AMIA's White Paper Policy Series on Timely Issues in Informatics

  1. Don E Detmer,
  2. Charles Safran
  1. Affiliations of the authors: American Medical Informatics Association, Bethesda, MD (DED, President and CEO, CS, chairman of the board); University of Virginia, Charlottesville, VA (DED); and Harvard University, Boston, MA (CS)
  1. Correspondence and reprints: Don E. Detmer, MD, MA, American Medical Informatics Association, 4915 St. Elmo Avenue, Suite 401, Bethesda, MD 20814; e-mail: <detmer{at}mail.amia.org>
  • Received 11 May 2005
  • Accepted 12 May 2005

In order to accelerate and support technological advancement and to provide timely resources for developers and users of technology, AMIA and its College seek to develop sound policies and to disseminate them through a series of formal statements. This new initiative complements earlier policy reports and position statements from the organization.

The first paper in the new series appearing in this issue, “Clinical Decision Support in Electronic Prescribing: Recommendations and an Action Plan,” was developed by Jonathan M. Teich, MD, PhD, and Jerome A. Osheroff, MD, and coauthored by Eric A. Pifer, MD, Dean F. Sittig, PhD, and Robert A. Jenders, MD, MS, with the support of the CDS Expert Review Panel. The Agency for Health Care Research and Quality (AHRQ) and AMIA fostered its creation through support for the time of those involved in the Expert Panel and the reviewers. The report will immediately benefit policy deliberations related to the National Health Information Infrastructure, especially the Commission on Systemic Interoperability. We commend this report to JAMIA readers for both serious study and enjoyment. It charts a course for future activity in this arena and focuses on what is arguably the most potent advantage of computer-based health records systems—their increasing capacity to offer expert advice to busy clinicians at the time and point of decision making with regard to their patient's needs.1 Indeed, we anticipate the time when such decision support will assist members of the general population (with and without disease) and public health experts in a similar fashion.

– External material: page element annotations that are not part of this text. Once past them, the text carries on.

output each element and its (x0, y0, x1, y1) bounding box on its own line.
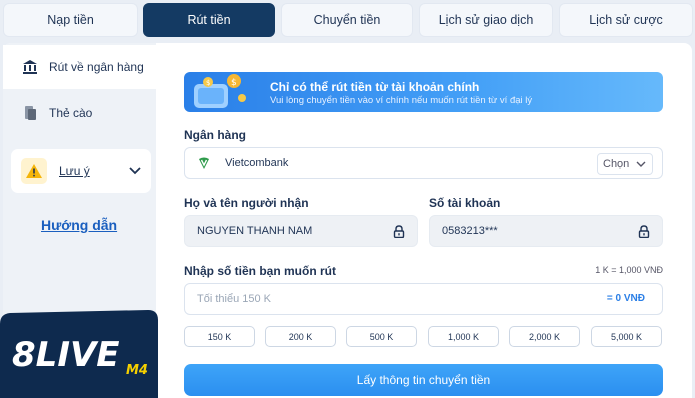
sidebar-item-label: Thẻ cào (49, 106, 93, 120)
tab-deposit[interactable]: Nạp tiền (3, 3, 138, 37)
amount-equivalent: = 0 VNĐ (606, 293, 645, 304)
bank-name: Vietcombank (225, 157, 289, 169)
lock-icon (638, 225, 650, 241)
account-value: 0583213*** (442, 225, 498, 237)
bank-select[interactable]: Vietcombank Chọn (184, 147, 663, 179)
bank-choose-dropdown[interactable]: Chọn (597, 153, 653, 175)
svg-text:$: $ (231, 78, 237, 88)
tab-withdraw[interactable]: Rút tiền (143, 3, 275, 37)
chevron-down-icon (636, 161, 646, 167)
quick-amount-5000k[interactable]: 5,000 K (591, 326, 662, 347)
tab-bet-history[interactable]: Lịch sử cược (559, 3, 693, 37)
quick-amount-1000k[interactable]: 1,000 K (428, 326, 499, 347)
warning-icon (21, 158, 47, 184)
svg-text:8LIVE: 8LIVE (12, 335, 120, 375)
wallet-coins-icon: $ $ (184, 72, 254, 112)
chevron-down-icon (129, 164, 141, 178)
tab-transaction-history[interactable]: Lịch sử giao dịch (419, 3, 553, 37)
tab-transfer[interactable]: Chuyển tiền (281, 3, 413, 37)
quick-amount-200k[interactable]: 200 K (265, 326, 336, 347)
bank-icon (21, 58, 39, 76)
quick-amount-2000k[interactable]: 2,000 K (509, 326, 580, 347)
get-transfer-info-button[interactable]: Lấy thông tin chuyển tiền (184, 364, 663, 396)
svg-text:$: $ (206, 79, 210, 87)
account-label: Số tài khoản (429, 196, 501, 210)
note-toggle[interactable]: Lưu ý (11, 149, 151, 193)
amount-label: Nhập số tiền bạn muốn rút (184, 264, 336, 278)
sidebar-item-bank-withdraw[interactable]: Rút về ngân hàng (3, 45, 156, 89)
account-field: 0583213*** (429, 215, 663, 247)
choose-label: Chọn (603, 158, 630, 170)
banner-subtitle: Vui lòng chuyển tiền vào ví chính nếu mu… (270, 95, 533, 106)
svg-text:M4: M4 (126, 363, 148, 378)
vietcombank-logo-icon (197, 156, 211, 170)
lock-icon (393, 225, 405, 241)
recipient-field: NGUYEN THANH NAM (184, 215, 418, 247)
brand-logo: 8LIVE M4 (0, 310, 158, 398)
tab-bar: Nạp tiền Rút tiền Chuyển tiền Lịch sử gi… (0, 0, 695, 40)
amount-input[interactable] (184, 283, 663, 315)
guide-link[interactable]: Hướng dẫn (41, 217, 117, 233)
exchange-rate: 1 K = 1,000 VNĐ (595, 265, 663, 275)
recipient-label: Họ và tên người nhận (184, 196, 309, 210)
sidebar-item-scratch-card[interactable]: Thẻ cào (3, 91, 156, 135)
quick-amount-500k[interactable]: 500 K (346, 326, 417, 347)
bank-label: Ngân hàng (184, 128, 246, 142)
quick-amount-150k[interactable]: 150 K (184, 326, 255, 347)
banner-title: Chỉ có thể rút tiền từ tài khoản chính (270, 80, 480, 94)
note-label: Lưu ý (59, 164, 90, 178)
sidebar-item-label: Rút về ngân hàng (49, 60, 144, 74)
info-banner: $ $ Chỉ có thể rút tiền từ tài khoản chí… (184, 72, 663, 112)
recipient-value: NGUYEN THANH NAM (197, 225, 313, 237)
card-icon (21, 104, 39, 122)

We will not discuss further the report itself here but rather describe how AMIA and its College intend to create additional reports to move the national agenda forward. We are fortunate to have access to the best minds in the field, and, happily, these members are willing to commit a substantial amount of time and effort to produce reports that will become foci for discussion and indeed argumentation, future study, and understanding—all with the expectation that better health policy and practice will result.

Over the next two years, AHRQ plans to support a series of additional reports on other dimensions of informatics. We believe that those reports will prove equally relevant to our discipline and our country. Russell Altman is currently preparing a brief paper on policy issues of immediate relevance to development of pharmacogenomics and pharmacogenetics. A separate paper on genetic data and personal health records is under way, and others are on the drawing board. Those having the support of AHRQ will include a panel of experts to support development of findings and recommendations; others may be less extensive.

AMIA's President and Board have developed a rigorous review process, and publication in JAMIA may occur under two formats. The first option is for the report to be approved by the AMIA Board and published under this guise since JAMIA is the official journal of the organization. The second option would be to submit reports for additional peer review through the standard submission and publication processes of JAMIA, supervised as usual by the Editor and Editorial Board.

We commend these important forthcoming papers to you. AMIA is seeking sources of financial support to augment that provided by AHRQ in order to increase the number and frequency of these offerings and to broaden the range of topics. To move forward in the transformation of health care through the use of IT-supported clinical systems, the United States (and, indeed, other nations) will benefit from targeted, timely advice. Such advice must focus on how to create care systems that are safe, equitable, efficient, effective, and both patient-centered and capable of managing the health of populations.